Positional Encoding & Sequence Representation

Positional Encoding & Sequence Representation

Absolute vs relative encoding; RoPE, ALiBi

Introduction

Modern transformer models, such as those used in natural language processing, do not inherently understand the order of words in a sequence. Unlike recurrent or convolutional models, transformers process tokens in parallel, which makes them highly efficient but positionally unaware by design.

To solve this, positional encoding is introduced as a mechanism to inject information about the order of tokens. Without it, a sentence like “dog bites man” would be indistinguishable from “man bites dog”.

Over time, researchers have developed different approaches to encode positional information. These broadly fall into two categories:

• Absolute positional encoding
• Relative positional encoding

More advanced methods such as Rotary Positional Encoding (RoPE) and Attention with Linear Biases (ALiBi) have significantly improved how models handle long sequences and generalize beyond training lengths.

Let’s dive deep into the topic.

1. Why positional encoding is necessary

Transformers rely on self-attention, which treats input tokens as a set rather than a sequence. Positional encoding introduces order, enabling the model to capture syntax, grammar, and contextual relationships.

2. Absolute positional encoding

Absolute encoding assigns a fixed position to each token in a sequence (e.g., position 1, 2, 3…). These encodings are added to token embeddings.

Two common types:

• Sinusoidal encoding (used in Attention Is All You Need)
• Learned positional embeddings

Limitation:
They struggle to generalize to sequence lengths longer than those seen during training.  An excellent collection of learning videos awaits you on our Youtube channel.

3. Sinusoidal encoding intuition

Sinusoidal functions use different frequencies to represent positions, allowing the model to infer relative distances between tokens.

Key idea: Positions are encoded using sine and cosine waves of varying wavelengths, enabling smooth extrapolation.

4. Relative positional encoding

Instead of encoding absolute positions, relative encoding focuses on distance between tokens.

Example:
The model learns that “word A is 3 tokens away from word B” rather than “word A is at position 5.”

Advantage:
Better generalization and improved handling of long sequences. A constantly updated Whatsapp channel awaits your participation.
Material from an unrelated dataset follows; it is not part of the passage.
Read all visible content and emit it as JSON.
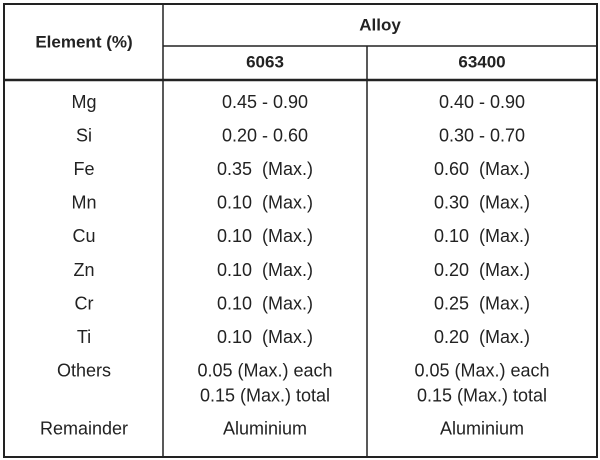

5. Limitations of early relative methods

Early implementations increased computational complexity and were difficult to scale efficiently in large transformer architectures.

6. Rotary Positional Encoding (RoPE)

RoPE introduces position information by rotating query and key vectors in attention space.

Core idea:

• Each token embedding is rotated based on its position
• Relative position emerges naturally through dot-product attention

Benefits:

• Strong generalization to longer sequences
• Preserves relative distance information
• Efficient and widely used in modern LLMs Excellent individualised mentoring programmes available.

7. Why RoPE works well

RoPE encodes position in a way that makes attention scores depend on relative differences between positions, not absolute indices.

This allows models to:

• Extrapolate beyond training lengths
• Maintain stable performance on long contexts

8. Attention with Linear Biases (ALiBi)

ALiBi modifies attention scores by adding a linear bias based on token distance.

Instead of embedding positions, it directly adjusts attention weights:

• Closer tokens get higher attention
• Distant tokens are penalized linearly

Key advantage:

• No additional positional embeddings required
• Extremely simple and memory-efficient Subscribe to our free AI newsletter now.

9. RoPE vs ALiBi

• RoPE:
  • Encodes position inside embeddings
  • More expressive
  • Better for complex relationships
• ALiBi:
  • Adds bias directly to attention
  • Simpler and faster
  • Strong extrapolation for long sequences

Both aim to solve the same core issue: handling long-range dependencies effectively.

10. Sequence representation in modern transformers

Modern architectures combine:

• Token embeddings
• Positional encoding (RoPE or ALiBi)
• Multi-head attention

This enables models to represent sequences as context-aware vector spaces, where meaning depends on both content and position. Upgrade your AI-readiness with our masterclass.

Conclusion

Positional encoding is a foundational component of transformer models, enabling them to understand sequence order despite their parallel architecture. While early approaches relied on absolute positions, modern systems increasingly favour relative methods for better scalability and generalization.

Techniques like RoPE and ALiBi represent a shift toward more efficient and flexible sequence modeling. RoPE integrates position directly into vector geometry, while ALiBi simplifies the process by biasing attention.

As models continue to scale and handle longer contexts, the evolution of positional encoding will remain central to improving performance, efficiency, and real-world applicability.